Making Customer Insight Analytics Actionable
Like most large commercial banks, I’m sure that my bank views my checking account for exactly what it is on its balance sheet, a liability. To be fair, I treat it as my personal controlled disbursement account. Money is directly deposited semi-monthly, and
evaporates just as fast to cover my mortgage, bill payments along with the occasional check or ATM withdrawal. For savings and the bulk of my banking needs, I rely on credit unions, which after the Global Financial Crisis (GFC) have come to fulfill the role
of trusted financial advisors to millions. I also rely on a wealth management firm, which provides a greater breadth of retirement planning services, and, once again, fulfills the role of trusted financial advisor.
Consumer banking has become a very tough economic proposition for most large commercial banks. In the aftermath of the GFC, the Consumer Financial Protection Bureau (CFPB) pressured banks’ overdraft revenue streams while Dodd-Frank’s Durbin Amendment limited
their massive debit card interchange income. To add insult to injury, as consumers and small businesses deleveraged during the GFC and their deposit balances increased, FDIC fees on insured deposits rose. Once viewed as a stable source of low-cost funding
and driving bank valuations, excess retail deposits have become a true liability for many banks by pressuring their margins. Look at the industry’s Return on Equity pre- and post-GFC to further illustrate this point.

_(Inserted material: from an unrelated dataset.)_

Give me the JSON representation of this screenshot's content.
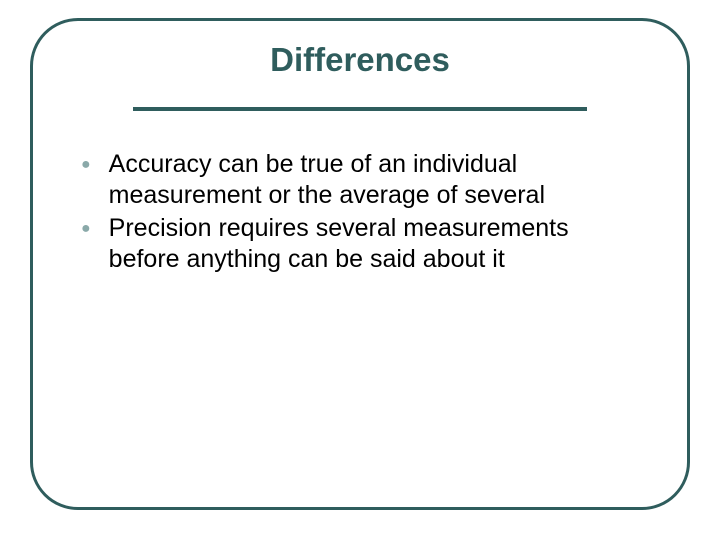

For most banks, the average consumer checking account is a loss leader with servicing costs far exceeding both fees collected and the value of account balances. Clearly most banks need to overhaul their consumer banking value propositions to drive profitability
with marginal customers like me to help grow their wallet share via cross/up-selling higher margin products and services to potentially profitable customers.
After years of investing in a hodgepodge of costly data warehouses and other business intelligence capabilities to figure this out, many banks are just beginning to piece together that elusive 360-degree customer view, mostly on the backend of their processes.
That is, my bank now knows that I have a first mortgage and dormant brokerage account with them, and hopefully it’ll figure out what to do with this valuable information. I can’t be alone in thinking, “Why doesn’t my bank get more proactive in trying to expand
my relationship?” With the right analytics, banks should be able to leverage the reams of data that they have about their customers along with some externally available information (i.e. big data), and make compelling offers and improve customer treatment.
Both are necessary to deepen relationships and enhance profitability.
Today’s banking customers have very different demands than those 10 years ago. Spoiled by other industries, especially non-bank financial services providers (e.g. PayPal, Square, Amazon, etc.), they now demand that their banks know them, wow them, and empower
them. That is, customers favor solutions instead of products, and they expect to own the decision making process.
For example, my cellular telephone carrier instantly alerts me whenever I get near my monthly data allowance. To avoid incurring substantial overage fees, it offers me several options during that billing cycle which can take effect retroactively: I can choose
to (a) ease up on usage and stay within the data limit, (b) purchase another gigabyte of data, or (c) upgrade to a more expensive plan with a higher data allowance. Why don’t banks borrow from the cellular industry and alert and/or upsell their customers exceeding
monthly ATM withdrawals with premium banking packages or bundles of additional ATM transactions? To turn a negative situation positive, why don’t banks send real-time alerts and/or retroactively position overdraft-lines-of-credit to high-value and potentially
high-value customers about to bounce checks? Since many banks have difficulty in identifying their profitable, let alone potentially profitable customers, blanket treatment policies prevail.
Good customer insight analytics can aid banks in making sound decisions on treating customers. To manage customer lifecycles, banks should consider behavioral analyses, life events, lifetime value, broad financial views and previous successful experiences as
part of their customer insight programs. For example, customer insight propensity models can guide a bank’s understanding of the likelihood that their customers will embrace additional products or utilize alternate channels. Customer lifetime value analytics
can help a bank make decisions based on future potential of a customer’s relationship. For example, a customer with a high potential lifetime value calling in an address change out of the bank’s market area could be offered a special retention package, complete
with included off-us ATM transactions, to prevent future, undesirable attrition.
The first step of embarking on an effective customer insight program begins with the data. Silo’d systems-of-record and numerous, equally silo’d, data warehouses and data marts are often strung together with Excel to perform a bank’s financial, regulatory and
management reporting. By standardizing on a unified data model, banks are better positioned to run their customer insight models accurately, uniformly, and aligned with their other reporting. Once the bank has confidence in its data, then various statistical
and behavioral models can be employed to produce actionable insight that can help banks deliver a better customer experience, deepen relationships and enhance profitability.
Is your bank effectively leveraging its data assets to differentiate customer experience? I’d be interested in hearing how you are using data and analytics to increase share-of-wallet and enhance relationship profitability.